Après L’organisation (janvier 2019), premier album en vue, puis l’ep Démon (avril 2020), les deux frangins Tyran font leur retour avec La Mobilisation, qui aligne neuf titres difficiles à déloger, campés sur des bases rock qui oscillent entre diverses colorations et se montrent, souvent, percutants. Normal, ici on déboite l’actu, on balafre l’absurde. Une tension à la Virago se place dans le champ de tir, nourri (Le Bonimenteur). On a le sens de la formule, on est lucide et on dégaine vite. Il y a de quoi, en ces temps où tout incite à s’insurger. Leur révolte, à ces gaillards-là, date déjà; elle prend source avec Les années 20, premier morceau à l’intro rétro, qui suinte ensuite un rock groovy et nostalgique.
Du costaud déjà, dans le mot, dans le son, dans le riff. Pas de quoi faire cui-cui, les mecs le savent et optent donc pour du rentre-dedans décoré à la mélopée. Mais pas tout l’temps: ils breakent, tempèrent le tir, délaissent parfois la rafale au profit du coup par coup. Il n’empêche, l’amorce est tendue, bruyante, et met en exergue la mocheté de notre monde. La Mobilisation va fédérer, c’est sûr: les bordures électro agitées et guillerettes de JP Morgan, allumées par des grattes au souffre, font à leur tour la différence.

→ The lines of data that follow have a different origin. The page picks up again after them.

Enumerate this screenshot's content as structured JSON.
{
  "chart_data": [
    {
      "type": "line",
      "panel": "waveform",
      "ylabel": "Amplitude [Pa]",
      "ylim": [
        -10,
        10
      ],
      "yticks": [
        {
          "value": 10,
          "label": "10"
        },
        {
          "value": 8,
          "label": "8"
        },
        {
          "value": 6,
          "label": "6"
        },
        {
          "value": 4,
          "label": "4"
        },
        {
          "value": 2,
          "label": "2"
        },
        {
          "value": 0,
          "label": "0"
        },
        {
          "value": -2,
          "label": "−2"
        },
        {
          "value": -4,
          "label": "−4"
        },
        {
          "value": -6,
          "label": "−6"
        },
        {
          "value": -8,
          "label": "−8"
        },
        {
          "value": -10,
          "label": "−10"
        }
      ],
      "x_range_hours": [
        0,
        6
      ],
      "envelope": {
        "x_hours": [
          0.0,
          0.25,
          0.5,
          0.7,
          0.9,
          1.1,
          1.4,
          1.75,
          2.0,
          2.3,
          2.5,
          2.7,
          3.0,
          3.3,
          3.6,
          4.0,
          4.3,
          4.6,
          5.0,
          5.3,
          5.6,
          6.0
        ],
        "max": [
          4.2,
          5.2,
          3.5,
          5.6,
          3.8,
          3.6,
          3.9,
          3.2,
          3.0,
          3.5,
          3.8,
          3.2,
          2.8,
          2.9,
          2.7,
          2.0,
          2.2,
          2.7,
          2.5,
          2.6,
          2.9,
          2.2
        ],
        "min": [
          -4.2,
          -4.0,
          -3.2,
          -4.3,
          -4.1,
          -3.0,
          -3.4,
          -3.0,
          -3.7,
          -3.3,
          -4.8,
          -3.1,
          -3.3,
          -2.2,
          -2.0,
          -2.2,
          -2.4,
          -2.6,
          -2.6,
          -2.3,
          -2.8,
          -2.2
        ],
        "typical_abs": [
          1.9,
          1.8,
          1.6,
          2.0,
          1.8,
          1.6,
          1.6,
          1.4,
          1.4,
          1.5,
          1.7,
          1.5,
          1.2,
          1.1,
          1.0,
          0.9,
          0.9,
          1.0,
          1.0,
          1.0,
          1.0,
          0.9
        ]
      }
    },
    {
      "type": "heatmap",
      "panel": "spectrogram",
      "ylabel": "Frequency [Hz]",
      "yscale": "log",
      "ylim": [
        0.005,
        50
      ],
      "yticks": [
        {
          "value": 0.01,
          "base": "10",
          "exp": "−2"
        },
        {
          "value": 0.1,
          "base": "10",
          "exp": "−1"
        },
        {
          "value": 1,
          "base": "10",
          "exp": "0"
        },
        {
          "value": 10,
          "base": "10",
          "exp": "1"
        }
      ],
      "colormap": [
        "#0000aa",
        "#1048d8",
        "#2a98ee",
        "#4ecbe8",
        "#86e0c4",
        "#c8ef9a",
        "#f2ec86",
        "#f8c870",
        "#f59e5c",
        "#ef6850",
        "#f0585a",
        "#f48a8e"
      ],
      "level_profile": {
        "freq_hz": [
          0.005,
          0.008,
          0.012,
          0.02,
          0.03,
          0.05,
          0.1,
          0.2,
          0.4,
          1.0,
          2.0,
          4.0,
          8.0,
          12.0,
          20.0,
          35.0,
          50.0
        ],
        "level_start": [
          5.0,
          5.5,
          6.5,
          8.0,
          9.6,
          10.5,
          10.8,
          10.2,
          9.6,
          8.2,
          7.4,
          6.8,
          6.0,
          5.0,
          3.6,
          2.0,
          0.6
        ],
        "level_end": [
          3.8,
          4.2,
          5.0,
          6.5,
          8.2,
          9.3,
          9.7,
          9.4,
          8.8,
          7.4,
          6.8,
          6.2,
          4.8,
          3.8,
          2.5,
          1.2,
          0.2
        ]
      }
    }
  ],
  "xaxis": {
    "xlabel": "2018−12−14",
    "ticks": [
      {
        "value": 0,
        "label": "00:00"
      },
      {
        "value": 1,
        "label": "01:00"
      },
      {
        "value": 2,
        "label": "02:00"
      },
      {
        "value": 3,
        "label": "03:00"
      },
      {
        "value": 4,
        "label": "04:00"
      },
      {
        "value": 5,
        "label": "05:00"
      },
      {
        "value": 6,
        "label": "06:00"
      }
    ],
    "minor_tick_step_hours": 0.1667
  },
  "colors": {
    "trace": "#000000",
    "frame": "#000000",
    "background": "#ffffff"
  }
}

Il se tient bien, ce nouveau skeud. Il en lâche une palanquée (de skeuds), il marie, sur ce titre, les chants. Il scande, appelle au soulèvement. Marché noir…noir, saccadé, aérien aussi, dans ses volutes, dépeint un monde nouveau. Et loin d’être meilleur. Régression sociétale, fruit d’une politique dédiée aux richards. Pas aux René, ni aux Jacky. De quoi devenir Tyran. Quand tu vois ça…, comme dirait mon voisin. Tu t’insoumets, tu fais péter l’ire: Krachman vs la Femme Mouche t’y aide, il pulse et erre, fait du boucan, crache une fumée psych-kraut. Il y a des idées là d’dans. Plein. Le quotidien a une sale gueule, mais n’empêche pas l’inspiration. Qui, en l’occurrence, fuse de partout. On passe à ce bazar, Le bonimenteur, auquel Olivier Depardon en personne aurait pu contribuer. Il s’y serait retrouvé. « Près de toi, je m’attire les pôles comme un aimant… », « Tout va pour le mieux dans le malheur des mondes »; je m’égare, dans l’enthousiasme je le cite, le leader du trio grenoblois. Mais revenons à Nantes, où nichent les Frères Tyran.
Gare aux Tyran, justement, fait trainer ses sons. C’est le fouillis, un format court et incertain. Il débouche sur Alice et Jojo, au spoken-word distingué. Atmosphérique, un peu Gainsbourien dans le mot, soniquement vicié, il rime et prend des airs sombres. La voix de son maître, entre électro joueuse et rock tapageur, attendait son heure. Il crache du feu, grince, sent le noisy. On déblatère, encore une fois, avec une certaine expressivité. Excellent. Séquence synthétiques puis tir des grattes, à vue. Si t’es sur le chemin, tu prendras et t’en contenteras. L’album, sans failles, parcourt un bel éventail, sans faire trop de détails. Quand il en fait, ils sont bien faits. C’est un fait. La fin vient, c’est le titre éponyme qui s’en vient fermer la marche. Trois minutes de rock franc, dans un premier temps. Puis plus rentré, insidieux, orné de touches cuivrées. De la belle ouvrage, ambiancée, diversifiée mais cohérente de bout en bout.
Les frères Tyran, plus que jamais, mobilisent. Ils confirment, ici, leurs aptitudes. Leur identité aussi, désormais reconnaissable. Support, de choix, à la colère, La Mobilisation rassemble des titres réussis, remuants et loin d’être linéaires, dont la succession fait des ravages et accouche d’un disque aussi puissant que dansable ou pogotable.